The Let clause can also be used to unpack optional types and single-entry lists and destructure complex types:

 Olive
   Let
      {run_name, lane, _} = ius, # Take the IUS tuple and
                                 # extract the first element
                                 # as run_name and the
                                 # second as lane
      project,              # assume project is an existing
                            # variable and copy it; shorthand
                            # for project=project
      path = OnlyIf path,   # path is an optional type; if
                            # present, it will be available as
                            # path; if absent, the row is dropped
      tag = Univalued tags  # tag is a set; if exactly one item
                            # is present, it will be available
                            # as tag; if absent, the row is dropped
   Run pickup_data
     run = run_name,
     lane = lane,
     path = path;

For details on optional values, see the Mandatory Guide to Optional Values.

To make reusable logic, the Define olive can be used:

Define standard_fastq()
  Where metatype == "x-chemical/fastq-gzip"
  Where workflow == "CASAVA 1.8";

Olive
  standard_fastq()
  Run fastqc With
    memory = 4Gi,
    input = path;

The Define olive creates a reusable set of clauses and call includes it in another olive. Parameters can also be specified:

Define standard_fastq(date limit):
  Where after_date > limit
  Where metatype == "x-chemical/fastq-gzip"
  Where workflow == "CASAVA 1.8";

Olive standard_fastq(Date 2017-01-01) Run fastqc With memory = 4Gi, input = path;

Any kind of normal manipulation can be done in a Define olive:

Define paired_fastq():
  Where metatype == "x-chemical/fastq-gzip" && workflow == "CASAVA 1.8"
  Let
   path = path,
   is_read_two = path ~ /.*_2\.fastq/,
   timestamp = timestamp,
   donor = donor
  Max timestamp By donor, is_read_two
  Group
    By donor
    Into
      read_one = Where !is_read_two Univalued path,
      read_two = Where is_read_two Univalued path;

Olive
  paired_fastq()
  Run bwa_mem With
    memory = 4Gi,
    read_one = read_one,
    read_two = read_two;

Because some operations change variables, calls must appear before Group, Join, LeftJoin, Flatten, and Let clauses and call clauses that contain any of these.

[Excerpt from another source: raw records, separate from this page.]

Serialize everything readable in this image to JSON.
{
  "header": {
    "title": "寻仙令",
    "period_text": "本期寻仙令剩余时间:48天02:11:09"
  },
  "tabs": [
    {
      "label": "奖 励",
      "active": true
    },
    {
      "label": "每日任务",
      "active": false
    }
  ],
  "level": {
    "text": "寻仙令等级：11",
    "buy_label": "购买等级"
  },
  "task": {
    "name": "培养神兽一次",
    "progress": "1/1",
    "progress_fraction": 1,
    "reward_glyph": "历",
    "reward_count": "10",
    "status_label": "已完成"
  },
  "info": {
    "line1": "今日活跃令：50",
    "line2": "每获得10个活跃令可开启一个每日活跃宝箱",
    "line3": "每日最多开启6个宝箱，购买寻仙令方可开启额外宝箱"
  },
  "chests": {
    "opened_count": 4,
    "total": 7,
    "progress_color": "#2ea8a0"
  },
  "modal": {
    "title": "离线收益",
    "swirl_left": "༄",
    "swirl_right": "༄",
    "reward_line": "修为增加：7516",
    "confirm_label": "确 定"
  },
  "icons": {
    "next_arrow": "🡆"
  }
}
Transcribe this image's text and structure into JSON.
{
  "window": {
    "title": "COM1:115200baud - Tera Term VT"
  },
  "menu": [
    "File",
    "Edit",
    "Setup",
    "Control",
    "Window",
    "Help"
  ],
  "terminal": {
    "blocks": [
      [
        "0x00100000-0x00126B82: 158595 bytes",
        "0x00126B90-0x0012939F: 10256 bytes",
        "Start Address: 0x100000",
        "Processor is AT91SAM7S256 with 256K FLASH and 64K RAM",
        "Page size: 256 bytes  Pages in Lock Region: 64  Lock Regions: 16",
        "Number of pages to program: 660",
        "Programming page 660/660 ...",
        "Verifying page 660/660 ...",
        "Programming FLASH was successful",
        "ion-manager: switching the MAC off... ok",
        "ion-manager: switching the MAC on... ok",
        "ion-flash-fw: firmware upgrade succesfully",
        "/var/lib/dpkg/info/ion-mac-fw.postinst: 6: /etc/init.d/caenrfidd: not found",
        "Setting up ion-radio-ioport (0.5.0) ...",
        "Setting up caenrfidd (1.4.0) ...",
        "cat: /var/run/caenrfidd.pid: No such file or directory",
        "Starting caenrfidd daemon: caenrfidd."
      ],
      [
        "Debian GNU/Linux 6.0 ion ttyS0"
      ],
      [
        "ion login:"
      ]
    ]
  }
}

Once a Shesmu program is running, debugging is rather difficult, so Prometheus monitoring is built into the language using the Monitor clause:

Olive
  Where workflow == "BamQC 2.7+"
  Monitor fastqc "The number of records for FastQC execution." {
    metatype = metatype
  }
  Run fastqc With
    memory = 4Gi,
    input = path;

The number of hits to each monitoring clause will be output via Prometheus. The name, which will be exported as shesmu_user_fastqc, must be unique in the program. After the name is the help text. Inside the braces, labels can be specified; the values must be strings.

Additionally, for more serious debugging, the data passing through an olive can be dumped:

Olive
  Where workflow == "BamQC 2.7+"
  Dump metatype, ius To some_file
  Run fastqc With
    memory = 4Gi,
    input = path;

The specified expressions will be dumped to a file. The file is defined by a dumper. If no dumper exists, the output is sent nowhere. This makes it possible to leave Dump clauses in production systems without configuring them and without a performance penalty.

For convenience, all variables can be dumped in alphabetical order:

Olive
  Where workflow == "BamQC 2.7+"
  Dump All To some_file
  Run fastqc With
    memory = 4Gi,
    input = path;

Plugins can provide dumpers; see the individual plugin documentation for details on configuring them. A JSON dumper can also be registered at runtime using the REST API. Consult the Swagger documentation for details.

Since life revolves around inevitably bad data, it’s nice to be able to filter out data, similar to Where, but collect information about the rejection via monitoring or dumping. The Reject clause does this:

Olive
  Where workflow == "BamQC 2.7+"
  Reject file_size == 0
   OnReject
     Monitor bad_bam_qc_results
             "The number of bad BamQC results in production"
             {}
     Dump ius, path To junk_bamqc_results
     Alert alertname = "BadFile", path = "{path}" For 30mins
   Resume
  Run fastqc With
    memory = 4Gi,
    input = path;

It is also possible to bring in data from another format (or even the same format) using a Join clause:

Olive
  Where workflow == "BamQC 2.7+"
  Join {path} To qc_data {qc_file}
  Where passed
  Run fastqc With
    memory = 4Gi,
    input = path;

Unlike SQL, Shesmu only knows how to do one join: a cross or Cartesian join. This creates a new output for every possible pair of inputs. There must be no names in common between the data going into the join and the input format being joined against. If there are, they must be eliminated or renamed using a Let clause.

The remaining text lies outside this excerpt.